Creating a
realistic computer simulation of how light suffuses a room is crucial not just
for animated movies. Special computing methods should ensure this, but they
require great effort. Computer scientists from Saarbrücken have now developed a
novel approach that turned out to be so promising, that it was adopted by
companies in record time—among others by Pixar, well-known in the movie
industry for its computer animation, and now a subsidiary of the Walt Disney
Company. The realistic depiction of light transport in a room is important
within the production of computer-generated movies. If it does not work, the 3D
impression is rapidly lost. Hence, the movie industry's digital light experts
use special computing methods, requiring enormous computational power and therefore
raising production costs. Not only in the film industry, but also in the
automobile industry, the companies invest to make lighting conditions for a
computer generated image as realistic as possible. Already during the
development process, entire computing centers are used to compute and display
realistic pictures of the complex car models in real time.
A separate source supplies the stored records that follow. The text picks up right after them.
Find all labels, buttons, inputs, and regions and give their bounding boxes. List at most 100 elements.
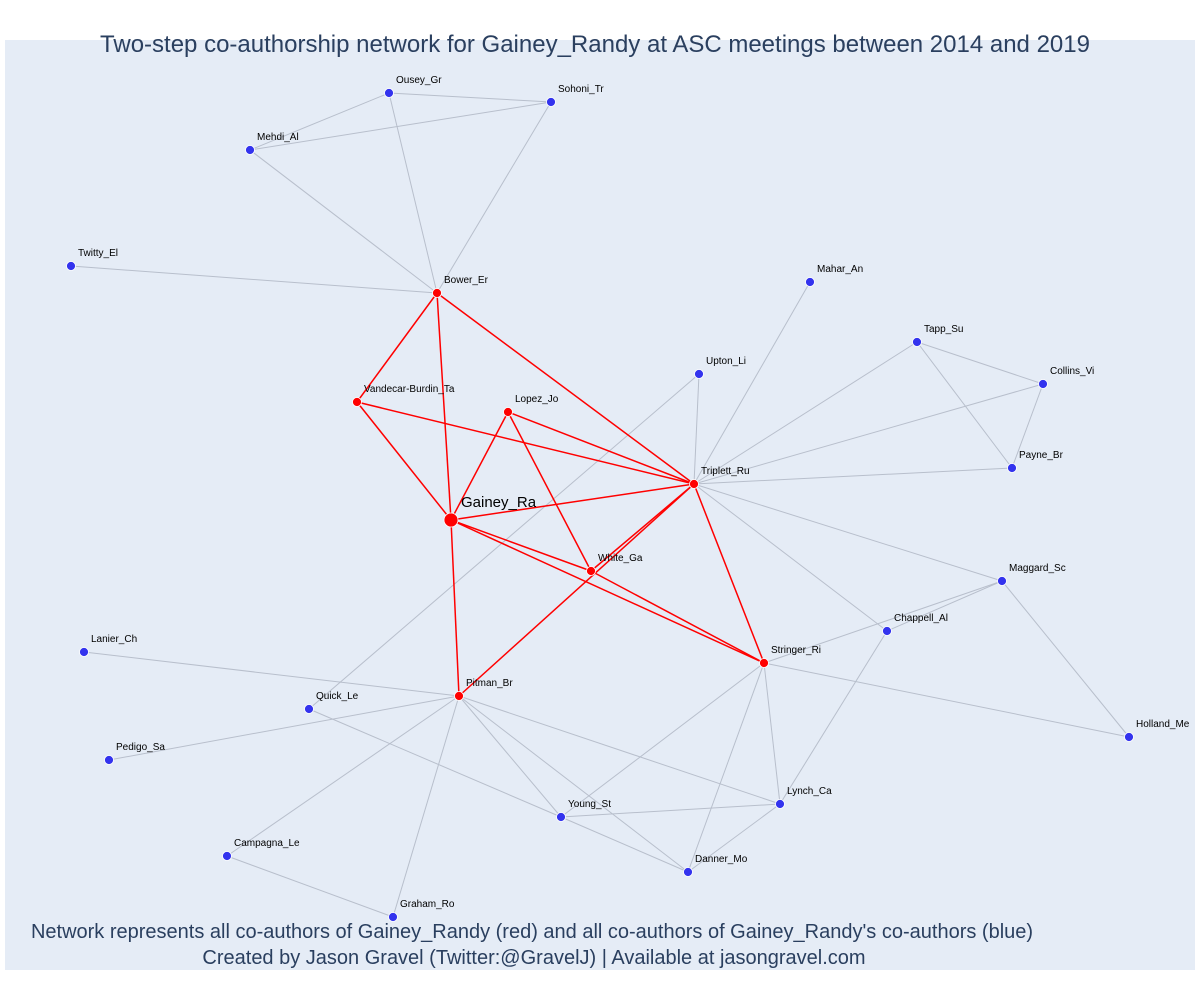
edge-stringer-ri-danner-mo bbox=[687, 662, 765, 873]
edge-triplett-ru-chappell-al bbox=[693, 483, 888, 632]
edge-gainey-ra-white-ga bbox=[450, 519, 592, 572]
edge-stringer-ri-young-st bbox=[560, 662, 765, 818]
node-label-lopez-jo: Lopez_Jo bbox=[515, 394, 559, 405]
edge-maggard-sc-stringer-ri bbox=[763, 580, 1003, 664]
edge-triplett-ru-payne-br bbox=[693, 467, 1013, 485]
edge-lopez-jo-triplett-ru bbox=[507, 411, 695, 485]
edge-bower-er-twitty-el bbox=[70, 265, 438, 294]
node-label-campagna-le: Campagna_Le bbox=[234, 838, 300, 849]
edge-pitman-br-danner-mo bbox=[458, 695, 689, 873]
edge-bower-er-sohoni-tr bbox=[436, 101, 552, 294]
plot-background bbox=[5, 40, 1195, 970]
edge-mehdi-al-sohoni-tr bbox=[249, 101, 552, 151]
node-label-payne-br: Payne_Br bbox=[1019, 450, 1064, 461]
node-pedigo-sa[interactable] bbox=[104, 755, 114, 765]
node-twitty-el[interactable] bbox=[66, 261, 76, 271]
node-upton-li[interactable] bbox=[694, 369, 704, 379]
edge-campagna-le-graham-ro bbox=[226, 855, 394, 918]
node-label-bower-er: Bower_Er bbox=[444, 275, 489, 286]
edge-triplett-ru-collins-vi bbox=[693, 383, 1044, 485]
edge-gainey-ra-triplett-ru bbox=[450, 483, 695, 521]
edge-gainey-ra-pitman-br bbox=[450, 519, 460, 697]
node-holland-me[interactable] bbox=[1124, 732, 1134, 742]
edge-vandecar-burdin-ta-triplett-ru bbox=[356, 401, 695, 485]
node-quick-le[interactable] bbox=[304, 704, 314, 714]
edge-pitman-br-pedigo-sa bbox=[108, 695, 460, 761]
edge-triplett-ru-tapp-su bbox=[693, 341, 918, 485]
node-label-quick-le: Quick_Le bbox=[316, 691, 359, 702]
node-pitman-br[interactable] bbox=[454, 691, 464, 701]
node-label-upton-li: Upton_Li bbox=[706, 356, 746, 367]
node-gainey-ra[interactable] bbox=[443, 512, 459, 528]
edge-maggard-sc-chappell-al bbox=[886, 580, 1003, 632]
edge-ousey-gr-mehdi-al bbox=[249, 92, 390, 151]
node-label-vandecar-burdin-ta: Vandecar-Burdin_Ta bbox=[364, 384, 455, 395]
node-campagna-le[interactable] bbox=[222, 851, 232, 861]
node-lanier-ch[interactable] bbox=[79, 647, 89, 657]
edge-gainey-ra-bower-er bbox=[436, 292, 452, 521]
footer-line-2: Created by Jason Gravel (Twitter:@Gravel… bbox=[202, 947, 865, 969]
edge-triplett-ru-stringer-ri bbox=[693, 483, 765, 664]
edge-tapp-su-payne-br bbox=[916, 341, 1013, 469]
edge-pitman-br-graham-ro bbox=[392, 695, 460, 918]
nodes-layer bbox=[66, 88, 1134, 922]
node-label-young-st: Young_St bbox=[568, 799, 611, 810]
node-young-st[interactable] bbox=[556, 812, 566, 822]
edge-stringer-ri-lynch-ca bbox=[763, 662, 781, 805]
edge-triplett-ru-mahar-an bbox=[693, 281, 811, 485]
edge-stringer-ri-holland-me bbox=[763, 662, 1130, 738]
node-chappell-al[interactable] bbox=[882, 626, 892, 636]
node-label-collins-vi: Collins_Vi bbox=[1050, 366, 1094, 377]
node-label-gainey-ra: Gainey_Ra bbox=[461, 494, 537, 511]
edge-pitman-br-lynch-ca bbox=[458, 695, 781, 805]
node-label-chappell-al: Chappell_Al bbox=[894, 613, 948, 624]
node-label-triplett-ru: Triplett_Ru bbox=[701, 466, 750, 477]
node-label-lynch-ca: Lynch_Ca bbox=[787, 786, 832, 797]
edge-white-ga-stringer-ri bbox=[590, 570, 765, 664]
edge-gainey-ra-vandecar-burdin-ta bbox=[356, 401, 452, 521]
edge-lopez-jo-white-ga bbox=[507, 411, 592, 572]
node-label-holland-me: Holland_Me bbox=[1136, 719, 1190, 730]
edge-collins-vi-payne-br bbox=[1011, 383, 1044, 469]
edge-danner-mo-lynch-ca bbox=[687, 803, 781, 873]
edge-maggard-sc-holland-me bbox=[1001, 580, 1130, 738]
edge-chappell-al-lynch-ca bbox=[779, 630, 888, 805]
edge-gainey-ra-lopez-jo bbox=[450, 411, 509, 521]
node-graham-ro[interactable] bbox=[388, 912, 398, 922]
edge-upton-li-quick-le bbox=[308, 373, 700, 710]
node-label-white-ga: White_Ga bbox=[598, 553, 643, 564]
node-mehdi-al[interactable] bbox=[245, 145, 255, 155]
node-lynch-ca[interactable] bbox=[775, 799, 785, 809]
node-label-maggard-sc: Maggard_Sc bbox=[1009, 563, 1066, 574]
node-stringer-ri[interactable] bbox=[759, 658, 769, 668]
node-payne-br[interactable] bbox=[1007, 463, 1017, 473]
edge-pitman-br-campagna-le bbox=[226, 695, 460, 857]
footer-line-1: Network represents all co-authors of Gai… bbox=[31, 921, 1033, 943]
node-label-pedigo-sa: Pedigo_Sa bbox=[116, 742, 165, 753]
node-label-graham-ro: Graham_Ro bbox=[400, 899, 455, 910]
edge-ousey-gr-sohoni-tr bbox=[388, 92, 552, 103]
edge-tapp-su-collins-vi bbox=[916, 341, 1044, 385]
node-tapp-su[interactable] bbox=[912, 337, 922, 347]
node-lopez-jo[interactable] bbox=[503, 407, 513, 417]
node-white-ga[interactable] bbox=[586, 566, 596, 576]
node-bower-er[interactable] bbox=[432, 288, 442, 298]
edge-gainey-ra-stringer-ri bbox=[450, 519, 765, 664]
node-ousey-gr[interactable] bbox=[384, 88, 394, 98]
edge-triplett-ru-pitman-br bbox=[458, 483, 695, 697]
edge-quick-le-young-st bbox=[308, 708, 562, 818]
node-collins-vi[interactable] bbox=[1038, 379, 1048, 389]
node-triplett-ru[interactable] bbox=[689, 479, 699, 489]
node-mahar-an[interactable] bbox=[805, 277, 815, 287]
edge-young-st-lynch-ca bbox=[560, 803, 781, 818]
node-maggard-sc[interactable] bbox=[997, 576, 1007, 586]
node-label-twitty-el: Twitty_El bbox=[78, 248, 118, 259]
node-sohoni-tr[interactable] bbox=[546, 97, 556, 107]
node-label-mehdi-al: Mehdi_Al bbox=[257, 132, 299, 143]
node-vandecar-burdin-ta[interactable] bbox=[352, 397, 362, 407]
node-label-sohoni-tr: Sohoni_Tr bbox=[558, 84, 604, 95]
chart-title: Two-step co-authorship network for Gaine… bbox=[100, 31, 1090, 58]
node-danner-mo[interactable] bbox=[683, 867, 693, 877]
node-label-pitman-br: Pitman_Br bbox=[466, 678, 513, 689]
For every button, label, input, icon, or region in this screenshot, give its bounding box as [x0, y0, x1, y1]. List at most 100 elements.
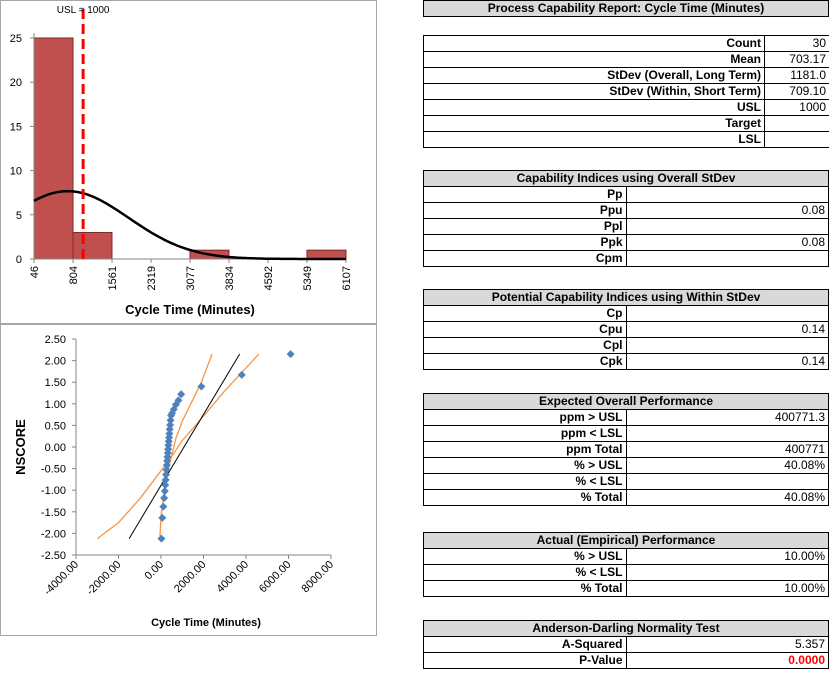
performance-value: 400771.3: [625, 409, 829, 426]
report-title-table: Process Capability Report: Cycle Time (M…: [423, 0, 829, 17]
y-tick-label: 15: [10, 121, 22, 133]
summary-table: Count 30 Mean 703.17 StDev (Overall, Long …: [423, 35, 829, 148]
index-row: Cpk 0.14: [423, 353, 829, 370]
data-point: [286, 350, 295, 359]
performance-row: % > USL 40.08%: [423, 457, 829, 474]
x-axis-title: Cycle Time (Minutes): [125, 302, 255, 317]
index-value: [625, 250, 829, 267]
index-label: Cpk: [423, 353, 627, 370]
performance-label: ppm < LSL: [423, 425, 627, 442]
index-value: [625, 218, 829, 235]
data-point: [162, 465, 171, 474]
summary-row: StDev (Overall, Long Term) 1181.0: [423, 67, 829, 84]
data-point: [160, 493, 169, 502]
index-label: Ppu: [423, 202, 627, 219]
lower-band-line: [96, 353, 260, 540]
x-tick-label: 6107: [341, 266, 353, 290]
performance-value: 10.00%: [625, 580, 829, 597]
summary-row: Count 30: [423, 35, 829, 52]
x-tick-label: 8000.00: [300, 559, 337, 596]
performance-row: ppm < LSL: [423, 425, 829, 442]
a-squared-label: A-Squared: [423, 636, 627, 653]
y-tick-label: 0: [16, 254, 22, 266]
index-value: [625, 305, 829, 322]
performance-value: 40.08%: [625, 457, 829, 474]
p-value-label: P-Value: [423, 652, 627, 669]
x-tick-label: 6000.00: [257, 559, 294, 596]
performance-label: ppm Total: [423, 441, 627, 458]
normality-test-table: Anderson-Darling Normality Test A-Square…: [423, 620, 829, 669]
summary-value: 30: [764, 35, 829, 52]
y-tick-label: 1.00: [45, 399, 66, 411]
summary-label: Mean: [423, 51, 765, 68]
summary-value: 1181.0: [764, 67, 829, 84]
data-point: [162, 461, 171, 470]
histogram-chart: 0 5 10 15 20 25 46 804 1561 2319 3077 3834 4592 5349 6…: [0, 0, 377, 324]
index-value: [625, 337, 829, 354]
y-tick-label: 1.50: [45, 377, 66, 389]
histogram-svg: 0 5 10 15 20 25 46 804 1561 2319 3077 3834 4592 5349 6…: [10, 5, 353, 317]
x-tick-label: 5349: [302, 266, 314, 290]
summary-value: 703.17: [764, 51, 829, 68]
performance-value: [625, 425, 829, 442]
normality-row: P-Value 0.0000: [423, 652, 829, 669]
index-row: Cpu 0.14: [423, 321, 829, 338]
index-value: [625, 186, 829, 203]
index-label: Cp: [423, 305, 627, 322]
overall-indices-title: Capability Indices using Overall StDev: [423, 170, 829, 187]
x-tick-label: 0.00: [142, 559, 166, 583]
summary-row: StDev (Within, Short Term) 709.10: [423, 83, 829, 100]
y-tick-label: -0.50: [41, 464, 66, 476]
summary-row: USL 1000: [423, 99, 829, 116]
index-label: Pp: [423, 186, 627, 203]
data-point: [165, 429, 174, 438]
x-tick-label: 4592: [263, 266, 275, 290]
data-point: [160, 487, 169, 496]
normality-test-title: Anderson-Darling Normality Test: [423, 620, 829, 637]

Only in this way,
designers and engineers can evaluate the design and the product features in an
early stage and optimize it during the planning phase.
With current
computing methods, it has not been possible to compute all illumination effects
in an efficient way. The so-called Monte Carlo Path Tracing could depict very
well the direct light incidence on surfaces and the indirect illumination by
reflecting light from surfaces in a room. But it does not work well for
illumination around transparent objects, like semi-transparent shadows from
glass objects, or illumination by specular surfaces. This, on the other hand,
was the advantage of photon mapping. But this method again led to disappointing
results for direct lighting of surfaces. But since these two approaches were
mathematically incompatible, it was not possible to merge them, and therefore
it was necessary to compute them separately from each other for the particular
images. This raised the computation costs for computer-animated movies. Researchers
developed a mathematical approach in 2012 that combines both methods with each
other in a clever way. They reformulated photon mapping as a Monte Carlo
process. Hence, they could integrate it directly into the Monte Carlo Path
Tracing method. For every pixel of the image the new algorithm decides
automatically, via so-called multiple importance sampling, which of both strategies
is suited best to compute the illumination at that spot.